The clinical laboratory is instrumental in the diagnosis and monitoring of thyroid disease, which affects up to 20 million Americans. The American Thyroid Association observes Thyroid Awareness Month in January, to educate the public about thyroid health while encouraging medical education and research to improve diagnosis and treatment of thyroid disorders.
Thyroid testing is familiar to most laboratorians: even waived laboratories can screen patients for thyroid disease, as some small benchtop cartridge analyzers and single-use kit tests are approved for waived use by the FDA. Diagnosis is generally simple, with abnormal TSH or T4 results clearly indicating a problem. However, no test is completely immune to interference, and there has been some recent evidence that over-the-counter supplement use may be contributing to misdiagnosis of thyroid disease.
Many thyroid hormone tests are competitive immunoassays which use antibodies coupled with biotin, one of the B-vitamins, to trap and detect their target hormones.
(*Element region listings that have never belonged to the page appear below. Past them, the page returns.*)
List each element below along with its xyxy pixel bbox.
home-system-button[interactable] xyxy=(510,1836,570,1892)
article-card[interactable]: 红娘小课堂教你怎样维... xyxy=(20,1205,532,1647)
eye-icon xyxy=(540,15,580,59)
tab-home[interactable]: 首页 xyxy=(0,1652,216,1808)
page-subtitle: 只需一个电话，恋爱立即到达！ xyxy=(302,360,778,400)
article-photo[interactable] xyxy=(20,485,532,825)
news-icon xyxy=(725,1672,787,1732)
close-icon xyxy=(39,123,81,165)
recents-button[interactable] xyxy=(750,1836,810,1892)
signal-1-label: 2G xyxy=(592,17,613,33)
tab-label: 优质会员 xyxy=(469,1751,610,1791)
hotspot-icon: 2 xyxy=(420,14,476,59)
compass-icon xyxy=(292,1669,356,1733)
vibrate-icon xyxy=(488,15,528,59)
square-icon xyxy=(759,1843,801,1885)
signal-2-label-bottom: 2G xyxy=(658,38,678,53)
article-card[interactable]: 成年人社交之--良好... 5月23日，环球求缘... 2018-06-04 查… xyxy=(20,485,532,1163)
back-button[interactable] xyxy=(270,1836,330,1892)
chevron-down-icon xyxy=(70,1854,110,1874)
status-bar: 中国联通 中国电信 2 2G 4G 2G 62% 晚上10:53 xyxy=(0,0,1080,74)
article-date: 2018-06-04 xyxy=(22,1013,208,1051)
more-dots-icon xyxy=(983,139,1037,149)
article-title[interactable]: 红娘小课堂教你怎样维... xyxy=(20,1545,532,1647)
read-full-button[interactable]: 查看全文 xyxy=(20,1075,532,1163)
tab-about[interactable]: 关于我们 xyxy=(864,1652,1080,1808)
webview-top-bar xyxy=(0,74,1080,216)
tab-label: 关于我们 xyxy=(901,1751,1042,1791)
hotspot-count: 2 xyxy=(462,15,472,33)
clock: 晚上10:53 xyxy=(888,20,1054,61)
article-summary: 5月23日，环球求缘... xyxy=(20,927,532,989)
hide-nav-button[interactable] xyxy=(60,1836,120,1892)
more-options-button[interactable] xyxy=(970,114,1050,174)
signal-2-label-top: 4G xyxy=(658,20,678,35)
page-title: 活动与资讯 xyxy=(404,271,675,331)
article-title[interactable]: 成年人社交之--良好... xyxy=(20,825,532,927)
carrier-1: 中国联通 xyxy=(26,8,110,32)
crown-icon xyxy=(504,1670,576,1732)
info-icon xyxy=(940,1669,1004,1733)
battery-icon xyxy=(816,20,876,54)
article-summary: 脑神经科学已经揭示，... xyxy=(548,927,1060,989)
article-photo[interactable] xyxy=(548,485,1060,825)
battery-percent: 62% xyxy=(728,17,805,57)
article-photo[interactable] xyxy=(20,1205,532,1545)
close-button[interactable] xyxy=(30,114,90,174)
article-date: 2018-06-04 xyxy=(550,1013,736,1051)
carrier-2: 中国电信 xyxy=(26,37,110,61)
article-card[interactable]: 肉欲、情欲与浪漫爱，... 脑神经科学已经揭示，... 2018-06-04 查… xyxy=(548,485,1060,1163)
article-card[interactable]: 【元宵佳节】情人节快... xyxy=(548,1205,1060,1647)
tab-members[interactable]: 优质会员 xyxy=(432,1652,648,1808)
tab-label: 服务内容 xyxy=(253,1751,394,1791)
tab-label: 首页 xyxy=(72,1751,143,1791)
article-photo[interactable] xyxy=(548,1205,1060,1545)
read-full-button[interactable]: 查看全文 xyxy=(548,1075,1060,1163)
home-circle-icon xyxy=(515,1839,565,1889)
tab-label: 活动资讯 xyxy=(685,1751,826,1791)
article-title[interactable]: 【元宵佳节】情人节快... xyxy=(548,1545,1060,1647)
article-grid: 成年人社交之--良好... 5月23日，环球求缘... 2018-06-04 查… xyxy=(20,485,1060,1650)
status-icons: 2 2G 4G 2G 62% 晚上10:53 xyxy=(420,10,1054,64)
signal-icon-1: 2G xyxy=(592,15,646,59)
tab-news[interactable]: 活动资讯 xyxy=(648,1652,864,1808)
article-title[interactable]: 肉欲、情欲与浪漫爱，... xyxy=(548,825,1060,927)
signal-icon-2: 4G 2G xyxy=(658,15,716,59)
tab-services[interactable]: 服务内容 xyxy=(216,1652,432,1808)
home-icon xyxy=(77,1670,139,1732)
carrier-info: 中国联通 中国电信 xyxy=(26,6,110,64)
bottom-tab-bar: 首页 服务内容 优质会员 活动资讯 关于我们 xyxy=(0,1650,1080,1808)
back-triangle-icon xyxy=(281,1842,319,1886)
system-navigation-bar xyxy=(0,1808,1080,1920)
For the average patient, or even a patient taking a standard over-the-counter multivitamin containing biotin, there’s very little risk of serum biotin levels causing any interference with the assay. However, patients taking mega-doses of biotin supplements can have high enough levels of serum biotin to interfere with the assays: their lab results may be falsely elevated, sometimes quite significantly.
Common multivitamin blends don’t contain enough biotin to cause any concern, but concentrated biotin supplements are available for purchase online, often advertised as miracle products for hair and nail strength. Patients who take these supplements may be masking an under performing thyroid, or could find themselves mistakenly diagnosed with hyperthyroidism. Unfortunately, because patients often consider supplements to be “natural,” they may neglect to mention them to their physicians when asked what medications they’re currently taking.
Luckily for patients who take biotin supplements, that vitamin is water-soluble and is flushed from the body very quickly. Once the patient is asked to stop taking the supplement, a repeat test ordered a few days later may come back completely normal.
As always, when test results don’t quite fit the patient’s clinical picture, the physician should consider possible interferences and limitations of the tests they’re using. It’s easy to see how a patient could be misdiagnosed with a thyroid problem, and possibly even unnecessarily treated for it, if unexpected laboratory results weren’t investigated. For laboratorians, it’s important to be aware of the limitations of the test methods used in your laboratory, so that you can answer questions about suspiciously out-of-line results.